PTRO, yang saat ini memiliki 0,252% saham SINI (1,21 juta saham), menunjukkan dukungan penuh terhadap rencana ini. PTRO telah menyatakan kesiapannya untuk melaksanakan seluruh HMETD yang menjadi porsinya dalam PMHMETD I, yaitu sebanyak 1,82 juta HMETD. Lebih lanjut, PTRO juga akan menerima dan melaksanakan hasil pengalihan seluruh HMETD dari KJP, yang berarti PTRO akan menyerap sebanyak-banyaknya 142,41 juta HMETD. Dengan demikian, total HMETD yang akan dilaksanakan oleh PTRO mencapai sekitar 144,23 juta unit.
Peran penting PTRO tidak berhenti di situ. PTRO juga akan bertindak sebagai pembeli siaga (standby buyer). Dalam kapasitas ini, PTRO berkomitmen untuk menyerap sisa saham yang tidak diambil oleh pemegang HMETD lainnya. Komitmen PTRO sebagai pembeli siaga ini mencapai maksimal Rp 580,90 miliar.
Perlu dicatat bahwa apabila setelah pelaksanaan HMETD, pemesanan tambahan, dan pelaksanaan komitmen pembeli siaga masih terdapat saham yang tersisa, maka saham tersebut tidak akan diterbitkan oleh SINI.
Jadwal Pelaksanaan dan Persetujuan Pemegang Saham
Rencana aksi korporasi yang signifikan ini telah mendapatkan lampu hijau dari para pemegang saham.

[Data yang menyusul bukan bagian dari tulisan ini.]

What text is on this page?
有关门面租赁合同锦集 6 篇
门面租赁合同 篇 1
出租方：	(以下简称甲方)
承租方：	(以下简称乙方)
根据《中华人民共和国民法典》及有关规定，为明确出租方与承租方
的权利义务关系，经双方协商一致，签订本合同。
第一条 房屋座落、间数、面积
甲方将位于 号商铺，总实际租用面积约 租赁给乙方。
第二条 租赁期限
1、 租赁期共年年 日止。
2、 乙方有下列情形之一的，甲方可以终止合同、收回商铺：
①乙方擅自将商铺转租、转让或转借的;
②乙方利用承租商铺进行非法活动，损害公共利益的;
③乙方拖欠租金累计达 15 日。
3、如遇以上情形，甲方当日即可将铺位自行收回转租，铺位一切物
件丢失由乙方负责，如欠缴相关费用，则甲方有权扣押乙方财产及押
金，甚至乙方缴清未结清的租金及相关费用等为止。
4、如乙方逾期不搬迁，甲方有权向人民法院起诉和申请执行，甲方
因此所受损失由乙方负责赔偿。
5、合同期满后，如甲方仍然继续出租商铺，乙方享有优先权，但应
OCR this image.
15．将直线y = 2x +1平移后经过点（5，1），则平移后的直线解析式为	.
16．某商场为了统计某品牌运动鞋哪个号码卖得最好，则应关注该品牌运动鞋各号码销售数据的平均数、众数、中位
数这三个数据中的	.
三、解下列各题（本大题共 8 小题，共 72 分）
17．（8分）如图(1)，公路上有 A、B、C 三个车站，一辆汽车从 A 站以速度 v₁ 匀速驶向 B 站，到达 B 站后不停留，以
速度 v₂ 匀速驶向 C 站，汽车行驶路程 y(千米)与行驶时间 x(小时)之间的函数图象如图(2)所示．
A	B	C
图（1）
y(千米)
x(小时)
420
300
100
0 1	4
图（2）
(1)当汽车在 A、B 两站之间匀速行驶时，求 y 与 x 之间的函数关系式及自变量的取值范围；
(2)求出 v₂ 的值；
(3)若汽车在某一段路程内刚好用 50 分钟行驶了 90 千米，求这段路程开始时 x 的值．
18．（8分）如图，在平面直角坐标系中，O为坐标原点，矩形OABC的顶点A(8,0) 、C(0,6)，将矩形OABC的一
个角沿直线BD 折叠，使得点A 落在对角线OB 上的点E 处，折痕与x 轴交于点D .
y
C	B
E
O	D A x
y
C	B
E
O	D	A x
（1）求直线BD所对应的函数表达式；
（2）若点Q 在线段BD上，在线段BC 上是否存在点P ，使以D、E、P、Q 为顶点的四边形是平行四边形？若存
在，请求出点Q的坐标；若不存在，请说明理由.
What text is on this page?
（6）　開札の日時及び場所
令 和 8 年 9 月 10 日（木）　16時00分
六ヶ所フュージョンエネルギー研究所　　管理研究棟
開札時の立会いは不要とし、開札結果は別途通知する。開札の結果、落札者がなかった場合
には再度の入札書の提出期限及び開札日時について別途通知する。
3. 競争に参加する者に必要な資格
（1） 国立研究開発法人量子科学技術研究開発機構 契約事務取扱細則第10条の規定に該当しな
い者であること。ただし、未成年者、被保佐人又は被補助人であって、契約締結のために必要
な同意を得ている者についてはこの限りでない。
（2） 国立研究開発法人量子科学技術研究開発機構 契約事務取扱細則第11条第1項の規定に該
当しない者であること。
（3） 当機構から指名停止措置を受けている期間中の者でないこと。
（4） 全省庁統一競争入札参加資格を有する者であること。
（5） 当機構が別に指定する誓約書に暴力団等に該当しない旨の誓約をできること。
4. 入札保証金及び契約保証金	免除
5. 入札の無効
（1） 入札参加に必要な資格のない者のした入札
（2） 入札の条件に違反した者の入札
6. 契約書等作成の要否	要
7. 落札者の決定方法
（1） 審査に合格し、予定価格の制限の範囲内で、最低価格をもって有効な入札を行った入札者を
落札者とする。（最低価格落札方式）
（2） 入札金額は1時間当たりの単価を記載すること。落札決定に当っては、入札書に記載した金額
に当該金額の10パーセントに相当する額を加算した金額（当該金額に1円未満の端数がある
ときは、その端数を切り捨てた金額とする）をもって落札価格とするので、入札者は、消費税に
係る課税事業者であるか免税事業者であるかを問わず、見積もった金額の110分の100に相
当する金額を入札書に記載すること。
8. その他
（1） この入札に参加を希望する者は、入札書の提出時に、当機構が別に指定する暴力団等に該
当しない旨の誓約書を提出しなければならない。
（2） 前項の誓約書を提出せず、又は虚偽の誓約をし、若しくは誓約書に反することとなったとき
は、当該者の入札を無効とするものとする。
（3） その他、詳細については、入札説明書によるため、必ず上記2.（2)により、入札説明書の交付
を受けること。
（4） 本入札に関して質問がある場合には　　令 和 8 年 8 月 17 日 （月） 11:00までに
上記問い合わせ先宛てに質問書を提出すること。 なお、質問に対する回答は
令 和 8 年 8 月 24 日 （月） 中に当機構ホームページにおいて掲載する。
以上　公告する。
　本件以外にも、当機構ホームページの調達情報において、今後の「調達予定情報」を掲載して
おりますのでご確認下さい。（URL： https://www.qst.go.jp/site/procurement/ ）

Persetujuan tersebut diberikan dalam Rapat Umum Pemegang Saham Luar Biasa (RUPSLB) yang telah diselenggarakan pada tanggal 26 Mei 2026.
Jadwal pelaksanaan rights issue SINI akan dimulai dengan pencatatan di Bursa Efek Indonesia (BEI) pada tanggal 14 Juli 2026. Periode perdagangan HMETD akan berlangsung hingga tanggal 20 Juli 2026. Para investor diharapkan memperhatikan jadwal ini untuk dapat memanfaatkan haknya secara optimal dalam aksi korporasi ini.